Ricky Stenhouse Jr. is not making friends each week when he drives onto the race track. Better yet, he doesn’t seem to care. He’s there to get the best finish for his No. 17 Roush Fenway Racing team and he isn’t worried about what the consequences will be for the other 39 drivers in the field. And it is something that should be celebrated, as this is what the sport needs.
Whether it is fellow Ford drivers like Joey Logano, or foes from Toyota like Martin Truex Jr., Ricky Stenhouse Jr. isn’t in the mood to take anything from anyone. He doesn’t shy away from contact if that’s what it takes to get the job done. Also, if you say something bad about him on the radio, Stenhouse will remember that and will not work with you in the future.
Perhaps Stenhouse, 31, can be the black hat that we need in a sport that has drifted away from it’s hardcore fan over the years.
In the Pennzoil 400 at Las Vegas Motor Speedway, some of the most thrilling moments of the day came at the hands of Ricky Stenhouse Jr. who had a very fast Fastenal Ford Mustang. Stenhouse understood the importance of side drafting to hold off his competition and he was in a bitter battle with Erik Jones for a good portion of the race.
The two made contact several times and immediately people on social media started making new memes about Stenhouse questioning his driving ability. However, in the end, Stenhouse prevailed.

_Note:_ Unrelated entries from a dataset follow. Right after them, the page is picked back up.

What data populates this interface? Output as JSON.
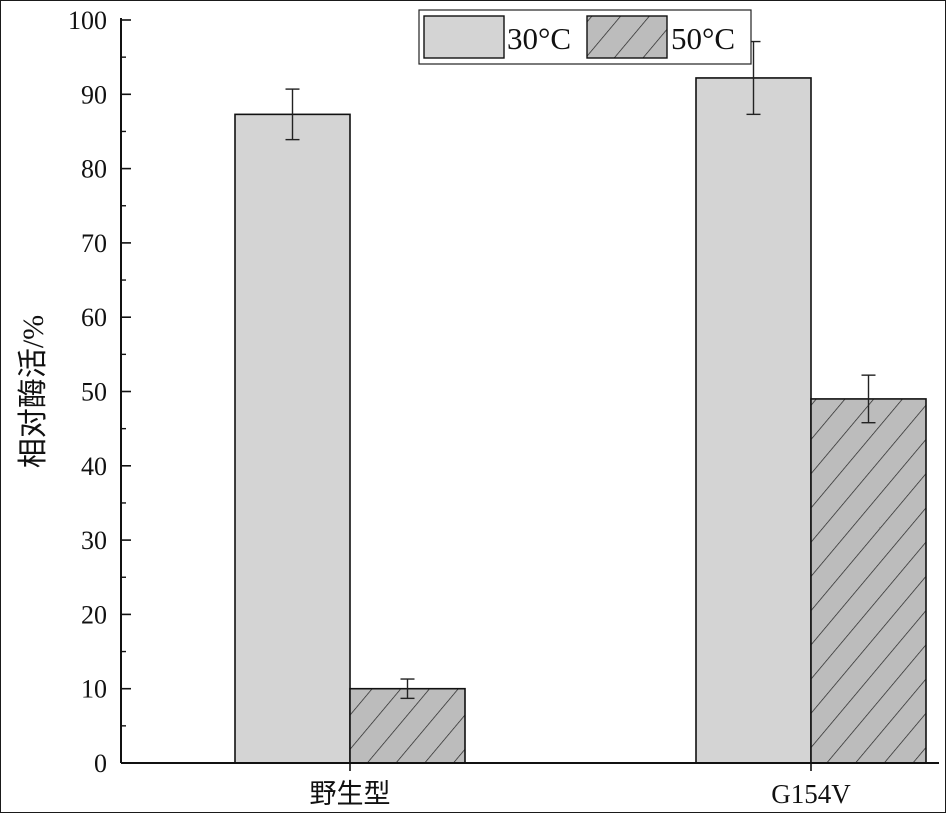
{
  "chart_data": {
    "type": "bar",
    "title": "",
    "xlabel": "",
    "ylabel": "相对酶活/%",
    "categories": [
      "野生型",
      "G154V"
    ],
    "series": [
      {
        "name": "30°C",
        "values": [
          87.3,
          92.2
        ],
        "errors": [
          3.4,
          4.9
        ],
        "pattern": "solid",
        "color": "#d4d4d4"
      },
      {
        "name": "50°C",
        "values": [
          10.0,
          49.0
        ],
        "errors": [
          1.3,
          3.2
        ],
        "pattern": "hatched",
        "color": "#bcbcbc"
      }
    ],
    "ylim": [
      0,
      100
    ],
    "yticks": [
      0,
      10,
      20,
      30,
      40,
      50,
      60,
      70,
      80,
      90,
      100
    ],
    "ytick_labels": [
      "0",
      "10",
      "20",
      "30",
      "40",
      "50",
      "60",
      "70",
      "80",
      "90",
      "100"
    ],
    "grid": false,
    "legend_position": "top-right"
  }
}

When the checkered flag was displayed, Stenhouse had worked his way to a sixth-place finish while Jones faded over the stretch to finish 13th in his Joe Gibbs Racing Toyota. Stenhouse willed his way with aggression to a solid finish much in the way Dale Earnhardt would do when his car wasn’t quite a race-winning vehicle in the late 1990’s.
Now, let’s not get heads exploding. I am in no way saying that Stenhouse has a car capable of competing at the level that Earnhardt did en route to his record-tying seven series championships, and I do not consider Stenhouse a next level talent like Earnhardt was — yet.
But who knows what the future holds.
If Roush Fenway Racing can continue to hone in on what their cars need to be more competitive week in and week out and Stenhouse can continue maximizing what he is given from week to week, the Mississippi native could be one of the more fun drivers to watch on the circuit for years to come.
One thing is for sure: Stenhouse isn’t your average corporate robotic vanilla driver, and that should be lauded.